George Michael, un mese in carcere per droga

ULTIMO AGGIORNAMENTO 10:13

La pop star George Michael è stata condannata a quattro settimane di carcere per aver devastato con la propria auto un piccolo laboratorio fotografico a Hampstead, nel nord di Londra, mentre guidava sotto l’effetto di sostanze stupefacenti.
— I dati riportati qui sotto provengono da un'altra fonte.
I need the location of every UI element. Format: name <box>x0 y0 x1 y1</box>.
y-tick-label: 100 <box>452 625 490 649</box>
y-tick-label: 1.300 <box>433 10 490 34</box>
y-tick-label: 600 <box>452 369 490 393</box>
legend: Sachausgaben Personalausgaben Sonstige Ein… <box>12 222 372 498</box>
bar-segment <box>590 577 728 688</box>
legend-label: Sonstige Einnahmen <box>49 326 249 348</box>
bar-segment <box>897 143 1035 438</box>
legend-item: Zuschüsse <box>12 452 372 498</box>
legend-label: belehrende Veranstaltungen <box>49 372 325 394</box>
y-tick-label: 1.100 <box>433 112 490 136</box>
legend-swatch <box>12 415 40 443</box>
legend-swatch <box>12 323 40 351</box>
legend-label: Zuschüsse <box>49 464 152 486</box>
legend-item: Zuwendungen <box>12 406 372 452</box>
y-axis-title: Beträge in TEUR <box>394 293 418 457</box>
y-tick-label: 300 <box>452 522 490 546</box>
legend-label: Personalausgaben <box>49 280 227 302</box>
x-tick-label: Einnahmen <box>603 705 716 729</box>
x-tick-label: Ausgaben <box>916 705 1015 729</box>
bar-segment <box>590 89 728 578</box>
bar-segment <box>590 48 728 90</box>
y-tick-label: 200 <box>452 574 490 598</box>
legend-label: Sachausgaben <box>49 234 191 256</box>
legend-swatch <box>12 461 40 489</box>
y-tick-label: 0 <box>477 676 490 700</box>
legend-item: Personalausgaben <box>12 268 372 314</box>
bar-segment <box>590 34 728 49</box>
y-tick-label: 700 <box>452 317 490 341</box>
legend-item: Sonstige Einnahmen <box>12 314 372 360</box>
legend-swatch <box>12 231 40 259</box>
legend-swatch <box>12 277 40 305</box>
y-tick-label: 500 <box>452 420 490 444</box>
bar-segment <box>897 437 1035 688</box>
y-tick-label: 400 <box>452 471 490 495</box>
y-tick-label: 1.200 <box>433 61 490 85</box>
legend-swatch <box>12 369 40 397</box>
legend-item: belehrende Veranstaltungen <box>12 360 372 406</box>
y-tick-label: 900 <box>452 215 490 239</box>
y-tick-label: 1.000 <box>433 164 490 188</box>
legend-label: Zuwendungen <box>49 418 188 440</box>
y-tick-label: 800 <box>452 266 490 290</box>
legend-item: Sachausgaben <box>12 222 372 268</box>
Il cantante inglese, ormai più noto per la sua vita privata che per la sua musica, sarà ora costretto a passare un mese dietro le sbarre e altre quattro settimane in libertà vigilata. Gli è stato proibito di guidare per ben cinque anni e dovrà pagare una multa di oltre 1.250 sterline. Non è servito a impietosire il giudice John Perkins Michaels il fatto che la star della musica mondiale si fosse nel frattempo sottoposta a una terapia di disintossicazione.

L’ex leader degli “Wham!” era stato arrestato all’alba del 4 luglio da un poliziotto che lo aveva trovato accasciato al volante della sua Range Rover che era andata a sbattere nella vetrina del negozio. Quando l’agente si era avvicinato il musicista aveva acceso il motore, forse cercando di scappare. Questa condanna è solo l’ultimo episodio di una carriera costellata di successi ma anche di eccessi, e il giudice Perkins non ha mancato di farlo notare in aula.

Il cantante era già stato ammmonito dalla magistratura per possesso di droga: nel 2006, in un episodio simile a quello di luglio, era stato trovato addormentato al volante della sua auto a Londra in possesso di cannabis. Nel 1998 era stato invece fermato dalla polizia in un bagno di Los Angeles per atti osceni in luogo pubblico.